I don’t think we find ourselves where we are today as a result of any malice or malintent. Indeed, quite the opposite. However, I think when you look at our current methods of monitoring EDI metrics with fresh eyes it is clear that our labels and boxes are simply no longer fit for purpose and we need to start afresh. And if it starts anywhere it will start with us.
As a profession, the early careers/future talent sector tends to lead HR practise where the rest of the profession follows (think about who adopted on-line apps, VR, gamification, video interviews – we were and are always the first). This tends to be because we are working with and responding to the needs of the next generation of our workforce.
I’m not suggesting I have the solution just yet, but I am certain that as a sector we will be the ones to create a new approach.
What are the alternatives?
Some of the ideas generated by delegates in the short innovation lab session at ISE’s EDI Conference included:
- Self ID
- Net diversity/inclusion scores from candidates (NDIS as an alternative to NPS – Net Promoter Score) as a key candidate experience metric
- Using ranges or spectrums to capture characteristics rather than boxes/labels
- Removing metrics altogether (risky many would argue when we still have much to do)

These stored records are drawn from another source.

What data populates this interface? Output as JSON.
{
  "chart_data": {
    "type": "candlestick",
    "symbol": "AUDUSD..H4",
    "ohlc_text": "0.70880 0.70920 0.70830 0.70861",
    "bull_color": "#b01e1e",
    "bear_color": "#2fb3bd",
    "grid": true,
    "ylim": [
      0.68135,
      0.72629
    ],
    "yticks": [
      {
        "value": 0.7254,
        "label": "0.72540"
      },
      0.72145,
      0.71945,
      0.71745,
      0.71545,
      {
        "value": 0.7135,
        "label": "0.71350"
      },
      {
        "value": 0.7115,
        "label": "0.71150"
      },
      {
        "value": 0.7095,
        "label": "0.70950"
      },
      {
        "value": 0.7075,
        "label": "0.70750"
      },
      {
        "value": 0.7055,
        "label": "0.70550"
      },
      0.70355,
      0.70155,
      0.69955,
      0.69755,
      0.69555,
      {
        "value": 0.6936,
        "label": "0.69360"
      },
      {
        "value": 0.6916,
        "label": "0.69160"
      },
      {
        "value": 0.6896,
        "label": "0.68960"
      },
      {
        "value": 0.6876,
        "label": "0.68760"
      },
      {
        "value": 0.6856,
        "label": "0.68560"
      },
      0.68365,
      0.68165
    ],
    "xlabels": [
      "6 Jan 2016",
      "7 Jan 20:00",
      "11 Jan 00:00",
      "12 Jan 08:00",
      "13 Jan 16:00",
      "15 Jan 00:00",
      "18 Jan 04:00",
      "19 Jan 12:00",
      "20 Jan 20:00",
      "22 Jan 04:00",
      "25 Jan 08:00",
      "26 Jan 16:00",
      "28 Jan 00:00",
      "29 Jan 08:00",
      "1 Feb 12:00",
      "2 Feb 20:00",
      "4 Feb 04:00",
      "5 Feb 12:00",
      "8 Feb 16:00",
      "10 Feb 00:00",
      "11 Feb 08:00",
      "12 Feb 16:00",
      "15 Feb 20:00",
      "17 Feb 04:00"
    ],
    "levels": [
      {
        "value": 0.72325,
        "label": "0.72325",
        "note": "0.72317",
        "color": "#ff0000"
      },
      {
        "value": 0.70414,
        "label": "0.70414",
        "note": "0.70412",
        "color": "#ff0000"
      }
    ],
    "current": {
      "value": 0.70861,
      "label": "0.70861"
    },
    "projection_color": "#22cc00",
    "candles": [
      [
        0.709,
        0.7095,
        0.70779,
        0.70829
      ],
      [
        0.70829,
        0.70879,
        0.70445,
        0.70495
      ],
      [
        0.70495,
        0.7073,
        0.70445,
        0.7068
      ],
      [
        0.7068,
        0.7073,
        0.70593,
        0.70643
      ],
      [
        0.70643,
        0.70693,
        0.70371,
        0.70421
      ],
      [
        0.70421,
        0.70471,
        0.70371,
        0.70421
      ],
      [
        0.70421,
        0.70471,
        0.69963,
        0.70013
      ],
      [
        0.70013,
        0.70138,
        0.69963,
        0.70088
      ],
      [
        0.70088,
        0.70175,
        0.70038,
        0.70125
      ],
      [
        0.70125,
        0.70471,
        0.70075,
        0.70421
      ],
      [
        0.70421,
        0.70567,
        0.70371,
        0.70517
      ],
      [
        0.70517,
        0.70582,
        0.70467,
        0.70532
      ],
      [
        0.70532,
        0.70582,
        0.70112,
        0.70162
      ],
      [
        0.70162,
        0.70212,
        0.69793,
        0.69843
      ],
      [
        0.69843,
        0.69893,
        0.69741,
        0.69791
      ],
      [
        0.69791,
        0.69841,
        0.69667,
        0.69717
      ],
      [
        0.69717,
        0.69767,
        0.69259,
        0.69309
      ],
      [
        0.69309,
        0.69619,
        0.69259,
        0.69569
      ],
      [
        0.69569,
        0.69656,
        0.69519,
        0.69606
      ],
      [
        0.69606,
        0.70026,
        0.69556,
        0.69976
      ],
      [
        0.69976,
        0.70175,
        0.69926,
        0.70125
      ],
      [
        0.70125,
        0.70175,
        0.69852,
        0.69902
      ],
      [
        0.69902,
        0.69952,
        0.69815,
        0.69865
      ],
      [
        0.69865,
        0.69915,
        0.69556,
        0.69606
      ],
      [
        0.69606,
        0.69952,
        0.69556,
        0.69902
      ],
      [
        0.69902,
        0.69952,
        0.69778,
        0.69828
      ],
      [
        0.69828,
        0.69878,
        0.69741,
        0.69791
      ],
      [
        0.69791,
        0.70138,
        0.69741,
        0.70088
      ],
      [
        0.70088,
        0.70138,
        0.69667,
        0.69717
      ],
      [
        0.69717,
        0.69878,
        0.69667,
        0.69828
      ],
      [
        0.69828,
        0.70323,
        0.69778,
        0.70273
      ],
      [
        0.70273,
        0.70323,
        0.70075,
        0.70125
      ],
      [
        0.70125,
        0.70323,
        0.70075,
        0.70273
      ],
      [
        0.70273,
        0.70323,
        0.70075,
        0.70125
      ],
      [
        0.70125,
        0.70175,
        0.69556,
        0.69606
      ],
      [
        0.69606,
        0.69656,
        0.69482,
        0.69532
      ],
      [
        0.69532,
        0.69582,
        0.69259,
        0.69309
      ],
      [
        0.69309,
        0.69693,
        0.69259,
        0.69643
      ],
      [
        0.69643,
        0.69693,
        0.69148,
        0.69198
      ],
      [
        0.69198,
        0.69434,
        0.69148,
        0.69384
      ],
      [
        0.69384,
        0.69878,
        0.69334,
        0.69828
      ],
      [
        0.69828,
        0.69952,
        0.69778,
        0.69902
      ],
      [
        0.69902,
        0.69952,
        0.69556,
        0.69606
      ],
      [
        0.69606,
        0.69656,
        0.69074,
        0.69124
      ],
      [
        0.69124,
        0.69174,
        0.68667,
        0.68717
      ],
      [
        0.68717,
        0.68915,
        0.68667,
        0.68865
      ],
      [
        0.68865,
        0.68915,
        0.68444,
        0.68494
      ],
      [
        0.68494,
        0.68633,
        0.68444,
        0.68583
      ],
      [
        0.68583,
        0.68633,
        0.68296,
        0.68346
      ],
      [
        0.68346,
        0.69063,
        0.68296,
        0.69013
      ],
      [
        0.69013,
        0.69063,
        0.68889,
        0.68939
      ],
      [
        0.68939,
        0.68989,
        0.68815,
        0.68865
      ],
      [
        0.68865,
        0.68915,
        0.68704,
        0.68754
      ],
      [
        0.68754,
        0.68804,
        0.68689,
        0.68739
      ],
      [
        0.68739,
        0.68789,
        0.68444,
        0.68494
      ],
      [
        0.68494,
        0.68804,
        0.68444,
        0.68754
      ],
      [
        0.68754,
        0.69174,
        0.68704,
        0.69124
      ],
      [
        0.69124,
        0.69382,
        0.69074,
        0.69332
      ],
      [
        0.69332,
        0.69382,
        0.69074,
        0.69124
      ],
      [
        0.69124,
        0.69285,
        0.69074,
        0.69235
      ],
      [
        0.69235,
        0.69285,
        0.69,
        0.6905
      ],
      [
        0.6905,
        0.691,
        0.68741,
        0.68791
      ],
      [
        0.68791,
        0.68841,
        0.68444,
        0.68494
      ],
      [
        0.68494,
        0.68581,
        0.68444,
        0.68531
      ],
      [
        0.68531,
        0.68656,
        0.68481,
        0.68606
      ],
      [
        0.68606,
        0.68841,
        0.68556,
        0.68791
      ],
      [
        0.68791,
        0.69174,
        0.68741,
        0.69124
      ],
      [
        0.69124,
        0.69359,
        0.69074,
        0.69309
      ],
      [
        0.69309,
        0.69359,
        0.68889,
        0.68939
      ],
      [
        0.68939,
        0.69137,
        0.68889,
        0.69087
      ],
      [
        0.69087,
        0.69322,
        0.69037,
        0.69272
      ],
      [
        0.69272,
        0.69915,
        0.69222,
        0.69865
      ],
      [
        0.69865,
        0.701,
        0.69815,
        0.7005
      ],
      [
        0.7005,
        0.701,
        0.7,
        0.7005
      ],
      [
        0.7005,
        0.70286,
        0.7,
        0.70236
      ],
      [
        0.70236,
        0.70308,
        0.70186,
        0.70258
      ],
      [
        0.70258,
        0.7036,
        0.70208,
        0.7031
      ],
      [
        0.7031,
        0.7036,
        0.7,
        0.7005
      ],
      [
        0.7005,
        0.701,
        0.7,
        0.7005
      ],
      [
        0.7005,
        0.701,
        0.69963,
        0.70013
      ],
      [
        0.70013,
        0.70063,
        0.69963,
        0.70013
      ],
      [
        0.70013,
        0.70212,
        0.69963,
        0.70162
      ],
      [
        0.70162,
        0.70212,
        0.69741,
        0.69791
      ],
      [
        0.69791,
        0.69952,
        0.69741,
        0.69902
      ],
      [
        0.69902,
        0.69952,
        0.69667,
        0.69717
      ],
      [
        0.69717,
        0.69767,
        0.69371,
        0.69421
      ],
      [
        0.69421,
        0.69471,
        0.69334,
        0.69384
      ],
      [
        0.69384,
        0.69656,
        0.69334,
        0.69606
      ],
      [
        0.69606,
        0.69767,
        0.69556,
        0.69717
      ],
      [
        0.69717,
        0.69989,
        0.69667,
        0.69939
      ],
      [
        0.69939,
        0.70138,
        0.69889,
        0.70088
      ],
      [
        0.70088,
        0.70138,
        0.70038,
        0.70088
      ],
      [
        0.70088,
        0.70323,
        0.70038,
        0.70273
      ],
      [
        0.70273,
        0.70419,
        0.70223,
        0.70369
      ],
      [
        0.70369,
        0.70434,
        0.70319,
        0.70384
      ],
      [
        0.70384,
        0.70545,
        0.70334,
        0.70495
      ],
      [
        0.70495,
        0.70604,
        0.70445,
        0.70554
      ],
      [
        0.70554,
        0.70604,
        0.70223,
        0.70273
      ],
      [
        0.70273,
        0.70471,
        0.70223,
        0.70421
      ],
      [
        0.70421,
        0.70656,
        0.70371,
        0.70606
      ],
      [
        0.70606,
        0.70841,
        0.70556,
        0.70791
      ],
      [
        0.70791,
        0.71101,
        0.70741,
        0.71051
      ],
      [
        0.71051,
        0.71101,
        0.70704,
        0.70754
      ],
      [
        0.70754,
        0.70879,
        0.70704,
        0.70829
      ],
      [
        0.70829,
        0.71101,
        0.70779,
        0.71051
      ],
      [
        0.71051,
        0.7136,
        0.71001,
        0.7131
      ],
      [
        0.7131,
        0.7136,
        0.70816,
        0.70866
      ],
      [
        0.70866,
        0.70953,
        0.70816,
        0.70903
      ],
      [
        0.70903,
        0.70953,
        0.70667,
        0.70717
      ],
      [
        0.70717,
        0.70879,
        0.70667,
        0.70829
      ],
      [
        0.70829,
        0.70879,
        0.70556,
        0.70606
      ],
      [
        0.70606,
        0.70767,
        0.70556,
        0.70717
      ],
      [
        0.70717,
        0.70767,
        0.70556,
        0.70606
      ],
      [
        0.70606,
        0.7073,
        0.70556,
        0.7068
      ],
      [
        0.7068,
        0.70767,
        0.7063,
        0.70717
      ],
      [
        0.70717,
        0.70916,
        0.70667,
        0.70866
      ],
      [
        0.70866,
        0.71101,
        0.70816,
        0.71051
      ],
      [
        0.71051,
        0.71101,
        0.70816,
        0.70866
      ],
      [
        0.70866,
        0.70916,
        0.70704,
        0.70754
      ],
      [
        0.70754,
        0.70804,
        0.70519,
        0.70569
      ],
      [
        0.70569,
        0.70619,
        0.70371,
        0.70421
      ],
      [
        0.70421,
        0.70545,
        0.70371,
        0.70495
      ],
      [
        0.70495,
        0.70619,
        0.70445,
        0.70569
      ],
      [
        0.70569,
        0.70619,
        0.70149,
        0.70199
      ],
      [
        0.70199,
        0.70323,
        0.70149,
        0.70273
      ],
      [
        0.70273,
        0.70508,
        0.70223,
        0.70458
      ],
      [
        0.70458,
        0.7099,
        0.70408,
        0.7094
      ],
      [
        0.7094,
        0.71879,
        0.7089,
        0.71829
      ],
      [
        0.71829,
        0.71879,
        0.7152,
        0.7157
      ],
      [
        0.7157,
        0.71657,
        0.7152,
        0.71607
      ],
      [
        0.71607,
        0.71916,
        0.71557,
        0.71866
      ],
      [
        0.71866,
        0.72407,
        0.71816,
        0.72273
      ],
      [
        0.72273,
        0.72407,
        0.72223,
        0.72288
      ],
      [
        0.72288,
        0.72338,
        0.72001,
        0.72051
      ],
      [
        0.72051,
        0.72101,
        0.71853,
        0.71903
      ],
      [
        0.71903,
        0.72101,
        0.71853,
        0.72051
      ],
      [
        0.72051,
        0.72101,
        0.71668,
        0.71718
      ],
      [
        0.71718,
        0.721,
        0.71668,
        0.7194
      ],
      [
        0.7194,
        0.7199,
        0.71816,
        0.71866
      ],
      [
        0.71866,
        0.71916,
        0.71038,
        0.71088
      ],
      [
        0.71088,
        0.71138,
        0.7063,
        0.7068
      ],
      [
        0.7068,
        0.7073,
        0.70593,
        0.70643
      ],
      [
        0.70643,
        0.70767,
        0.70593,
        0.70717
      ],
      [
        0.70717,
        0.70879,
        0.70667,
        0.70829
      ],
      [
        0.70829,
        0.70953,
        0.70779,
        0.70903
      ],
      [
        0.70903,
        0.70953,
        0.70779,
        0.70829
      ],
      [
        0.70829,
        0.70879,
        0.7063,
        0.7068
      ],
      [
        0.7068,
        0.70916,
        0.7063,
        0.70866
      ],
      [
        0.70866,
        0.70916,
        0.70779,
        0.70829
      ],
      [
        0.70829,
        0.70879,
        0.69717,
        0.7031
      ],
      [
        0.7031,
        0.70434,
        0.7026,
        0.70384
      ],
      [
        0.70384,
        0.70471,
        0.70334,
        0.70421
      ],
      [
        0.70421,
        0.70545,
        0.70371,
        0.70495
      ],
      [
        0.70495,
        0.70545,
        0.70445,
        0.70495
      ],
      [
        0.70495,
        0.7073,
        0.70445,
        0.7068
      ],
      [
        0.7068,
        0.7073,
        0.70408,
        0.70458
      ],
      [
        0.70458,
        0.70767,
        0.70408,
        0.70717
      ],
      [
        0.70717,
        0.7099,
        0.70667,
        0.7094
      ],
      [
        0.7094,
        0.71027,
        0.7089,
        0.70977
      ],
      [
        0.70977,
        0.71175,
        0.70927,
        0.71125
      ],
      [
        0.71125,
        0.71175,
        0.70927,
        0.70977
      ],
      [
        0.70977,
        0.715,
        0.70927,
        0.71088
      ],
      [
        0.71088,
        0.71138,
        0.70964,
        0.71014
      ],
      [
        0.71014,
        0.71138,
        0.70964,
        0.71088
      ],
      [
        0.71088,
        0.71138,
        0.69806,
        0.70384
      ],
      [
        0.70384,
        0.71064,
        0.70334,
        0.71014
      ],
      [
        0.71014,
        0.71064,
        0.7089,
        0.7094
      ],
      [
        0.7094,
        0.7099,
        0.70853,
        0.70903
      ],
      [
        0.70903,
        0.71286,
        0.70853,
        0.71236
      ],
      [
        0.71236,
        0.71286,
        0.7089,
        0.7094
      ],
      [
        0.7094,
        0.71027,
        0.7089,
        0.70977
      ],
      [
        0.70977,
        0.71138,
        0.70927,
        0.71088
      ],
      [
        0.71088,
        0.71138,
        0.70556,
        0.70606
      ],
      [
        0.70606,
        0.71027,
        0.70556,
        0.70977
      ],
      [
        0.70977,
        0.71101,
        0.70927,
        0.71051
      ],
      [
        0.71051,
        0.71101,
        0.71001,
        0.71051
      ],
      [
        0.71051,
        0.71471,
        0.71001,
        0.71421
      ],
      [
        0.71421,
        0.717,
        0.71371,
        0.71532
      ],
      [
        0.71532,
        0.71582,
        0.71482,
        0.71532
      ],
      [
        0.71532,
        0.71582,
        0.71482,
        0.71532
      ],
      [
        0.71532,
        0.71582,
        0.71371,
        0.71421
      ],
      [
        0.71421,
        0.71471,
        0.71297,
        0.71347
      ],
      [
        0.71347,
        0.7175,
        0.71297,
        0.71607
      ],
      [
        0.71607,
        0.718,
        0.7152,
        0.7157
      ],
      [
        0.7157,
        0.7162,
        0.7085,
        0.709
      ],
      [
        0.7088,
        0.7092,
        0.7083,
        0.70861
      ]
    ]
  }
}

- Co-creation of entirely new approaches with the input of students and graduates
- Adopting an ‘inclusive by design’ approach, rather than having separate things for different groups, which implies those who don’t fit some imagined norm are the problem
This was a simple starting point, so none of these solutions are perfect of course. But it was wonderfully refreshing to scrap what we think we know and look afresh at this topic.
It very much feels like the time for us to think again about our EDI metrics. To work in collaboration and co-create new approaches with students, to experiment, try, perhaps make some missteps, and learn about how we can do better in this space. Because I am now 100% convinced that we can and must do better.